Exposure to excessive heat not only increases the risk of heat exhaustion and heat stroke, but can also place a significant burden on cardiovascular health. It stresses the cardiovascular system and makes the heart work harder. This can increase the risk of heart attack, irregular heartbeat (heart palpitations) and heart failure.

According to the Environmental Protection Agency, the interaction of excess heat and cardiovascular disease contributes to nearly a quarter of heat-related deaths.

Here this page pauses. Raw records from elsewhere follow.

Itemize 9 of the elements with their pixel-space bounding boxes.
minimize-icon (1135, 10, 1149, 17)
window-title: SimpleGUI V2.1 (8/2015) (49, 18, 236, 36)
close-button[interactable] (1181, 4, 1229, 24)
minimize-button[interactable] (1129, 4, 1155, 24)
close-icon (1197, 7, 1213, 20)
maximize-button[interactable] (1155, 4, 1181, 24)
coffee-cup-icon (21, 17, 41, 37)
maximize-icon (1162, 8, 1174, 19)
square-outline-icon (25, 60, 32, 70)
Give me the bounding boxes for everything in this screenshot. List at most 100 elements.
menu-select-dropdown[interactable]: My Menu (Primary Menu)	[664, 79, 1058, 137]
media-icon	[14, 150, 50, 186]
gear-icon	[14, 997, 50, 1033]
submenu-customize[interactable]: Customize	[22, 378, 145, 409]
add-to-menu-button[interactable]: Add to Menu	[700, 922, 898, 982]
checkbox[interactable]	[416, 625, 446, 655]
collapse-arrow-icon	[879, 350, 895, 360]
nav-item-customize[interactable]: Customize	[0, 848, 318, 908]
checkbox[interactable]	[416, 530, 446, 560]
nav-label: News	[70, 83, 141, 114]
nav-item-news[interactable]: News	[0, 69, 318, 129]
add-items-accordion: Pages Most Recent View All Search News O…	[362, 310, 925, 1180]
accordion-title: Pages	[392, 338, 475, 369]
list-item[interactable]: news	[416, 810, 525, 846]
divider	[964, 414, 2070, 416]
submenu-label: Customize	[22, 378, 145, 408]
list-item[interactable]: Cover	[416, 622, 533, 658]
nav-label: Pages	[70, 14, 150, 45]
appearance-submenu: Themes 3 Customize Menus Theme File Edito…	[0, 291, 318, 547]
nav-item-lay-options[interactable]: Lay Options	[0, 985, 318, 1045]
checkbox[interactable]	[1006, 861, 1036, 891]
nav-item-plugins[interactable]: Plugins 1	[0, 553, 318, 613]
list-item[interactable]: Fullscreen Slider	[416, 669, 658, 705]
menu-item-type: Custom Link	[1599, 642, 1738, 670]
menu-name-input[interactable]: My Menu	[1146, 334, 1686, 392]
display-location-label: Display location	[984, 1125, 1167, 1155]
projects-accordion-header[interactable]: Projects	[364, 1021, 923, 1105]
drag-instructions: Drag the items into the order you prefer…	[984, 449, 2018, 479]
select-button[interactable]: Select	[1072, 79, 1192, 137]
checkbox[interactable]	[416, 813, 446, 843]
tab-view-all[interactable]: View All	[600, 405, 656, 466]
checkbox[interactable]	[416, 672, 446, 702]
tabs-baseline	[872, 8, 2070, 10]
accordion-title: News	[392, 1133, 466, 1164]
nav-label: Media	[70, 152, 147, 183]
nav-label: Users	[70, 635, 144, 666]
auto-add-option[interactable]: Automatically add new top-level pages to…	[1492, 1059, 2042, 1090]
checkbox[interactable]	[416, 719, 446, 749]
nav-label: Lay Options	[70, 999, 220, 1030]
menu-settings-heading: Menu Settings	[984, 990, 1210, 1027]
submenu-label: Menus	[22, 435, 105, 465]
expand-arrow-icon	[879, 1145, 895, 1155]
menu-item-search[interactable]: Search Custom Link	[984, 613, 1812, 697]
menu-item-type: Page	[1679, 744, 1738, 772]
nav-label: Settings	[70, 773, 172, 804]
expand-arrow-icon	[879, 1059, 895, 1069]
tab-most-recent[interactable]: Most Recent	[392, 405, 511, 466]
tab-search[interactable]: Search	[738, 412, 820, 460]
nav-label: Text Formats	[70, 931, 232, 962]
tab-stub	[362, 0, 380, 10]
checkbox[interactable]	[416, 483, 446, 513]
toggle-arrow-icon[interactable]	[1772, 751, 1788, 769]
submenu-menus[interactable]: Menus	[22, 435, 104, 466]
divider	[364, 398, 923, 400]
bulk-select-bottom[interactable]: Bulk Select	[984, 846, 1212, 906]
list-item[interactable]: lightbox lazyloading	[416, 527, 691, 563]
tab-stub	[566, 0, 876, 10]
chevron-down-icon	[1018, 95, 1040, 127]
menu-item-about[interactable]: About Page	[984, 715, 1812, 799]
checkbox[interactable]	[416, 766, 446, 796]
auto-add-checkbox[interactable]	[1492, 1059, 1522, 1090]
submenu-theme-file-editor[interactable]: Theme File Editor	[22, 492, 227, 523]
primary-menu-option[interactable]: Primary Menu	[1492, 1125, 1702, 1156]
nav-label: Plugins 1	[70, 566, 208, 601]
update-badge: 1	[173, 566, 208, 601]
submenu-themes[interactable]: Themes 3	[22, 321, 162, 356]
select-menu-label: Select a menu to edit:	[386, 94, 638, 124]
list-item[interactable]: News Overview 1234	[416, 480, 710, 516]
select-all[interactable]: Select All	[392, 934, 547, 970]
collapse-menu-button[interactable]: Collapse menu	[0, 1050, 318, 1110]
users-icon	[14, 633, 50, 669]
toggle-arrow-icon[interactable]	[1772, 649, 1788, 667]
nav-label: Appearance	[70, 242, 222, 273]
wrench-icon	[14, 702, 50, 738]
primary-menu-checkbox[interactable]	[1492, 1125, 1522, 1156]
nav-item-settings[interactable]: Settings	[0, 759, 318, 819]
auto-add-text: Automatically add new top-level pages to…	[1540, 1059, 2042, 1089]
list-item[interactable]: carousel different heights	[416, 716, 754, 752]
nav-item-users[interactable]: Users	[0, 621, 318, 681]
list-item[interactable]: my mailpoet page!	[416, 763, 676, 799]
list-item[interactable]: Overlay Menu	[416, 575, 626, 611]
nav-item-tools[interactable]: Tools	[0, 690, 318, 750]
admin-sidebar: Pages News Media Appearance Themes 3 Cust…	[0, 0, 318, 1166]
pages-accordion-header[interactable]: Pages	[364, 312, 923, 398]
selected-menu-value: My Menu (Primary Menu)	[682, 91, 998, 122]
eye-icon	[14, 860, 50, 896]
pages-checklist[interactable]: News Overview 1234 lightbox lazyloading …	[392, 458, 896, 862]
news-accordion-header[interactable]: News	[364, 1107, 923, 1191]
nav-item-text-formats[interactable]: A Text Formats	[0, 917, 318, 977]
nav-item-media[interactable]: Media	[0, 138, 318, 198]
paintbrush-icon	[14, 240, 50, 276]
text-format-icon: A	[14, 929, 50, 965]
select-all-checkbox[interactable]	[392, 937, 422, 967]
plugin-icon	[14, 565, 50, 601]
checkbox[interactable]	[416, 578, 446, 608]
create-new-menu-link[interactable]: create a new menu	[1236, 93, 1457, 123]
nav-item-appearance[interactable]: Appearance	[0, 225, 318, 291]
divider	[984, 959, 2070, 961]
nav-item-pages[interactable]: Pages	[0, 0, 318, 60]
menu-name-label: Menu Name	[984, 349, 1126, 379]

And the higher the temperature, the greater the risk. A recent study in the journal Circulation looked at cardiovascular death rates over seven years in Kuwait, where daytime temperatures can reach triple digits in the hottest months. The researchers found an association between increased temperature and risk of cardiovascular death, with most temperatures between 95°F and 109°F.

Dr. Aaron Bernstein, interim director of the Center for Climate, Health, and the Global Environment at Harvard-Th. For the people”. Chan School of Public Health.

How Does the Body Shed Heat?

Your body is designed to shed excess heat in two major ways, each of which can affect the heart:

Radiation When the air around you is cooler than your body, you radiate the excess heat into the air. This process requires rerouting blood flow so that more of it reaches the skin.

Evaporative sweat helps cool you by removing heat from your skin. It works best when the air is dry. But when it’s hot and humid, sweat comes to the skin as your body temperature rises.

When the air temperature approaches or exceeds body temperature, especially in high humidity, the heart has to beat faster and pump harder to help your body cool down. have to do it. On a hot, humid day, your heart can pump two to four times more blood per minute than on a cool day.

How Can You Protect Yourself and Your Heart When Temperatures Rise?

How Can You Protect Yourself and Your Heart When Temperatures Rise?Some heart medications can increase problems on hot days. For example, beta blockers slow the heart rate and inhibit the heart’s ability to circulate blood quickly enough for efficient heat exchange. Diuretics (water pills) increase urine output and increase the risk of dehydration.

While exposure to extreme heat and heat waves affects everyone, having existing heart problems increases your risk of heat-related illness and hospitalization. So it’s especially important to try to follow basic strategies to stay cool, including:

  • Monitor the weather forecast for heat advisories and stay indoors on these days. If the house is too hot, check with your city or town health department for cooling centers and other options to help you stay cool. If you do go out, evening and early morning are often the best times. Rest in the shade whenever possible.
  • When outside, try to drink 8 ounces of water every 20 minutes. Set a timer to remind you. “Never wait until you’re thirsty to drink,” says Dr. Bernstein. If you have heart failure, ask your doctor how much fluid you should drink each day, because fluid can build up and cause swelling. If you take diuretics, ask how much you should drink in hot weather.
  • Avoid soda or fruit juice and limit alcohol. Soda and fruit juice can slow the passage of water from the digestive system into the bloodstream. Although research is limited, some studies have found that heavy alcohol consumption may increase the risk of heat stroke during hot weather.
  • Protect your skin. Sunburn affects your body’s ability to cool down and increases dehydration. Wear a wide-brimmed hat, wrap-around sunglasses, and light, light-colored, loose-fitting clothing. Also, apply an adequate broad-spectrum or UVA/UVB protection sunscreen with SPF 30 or higher to all exposed skin 30 minutes before going outside. Reapply every hour.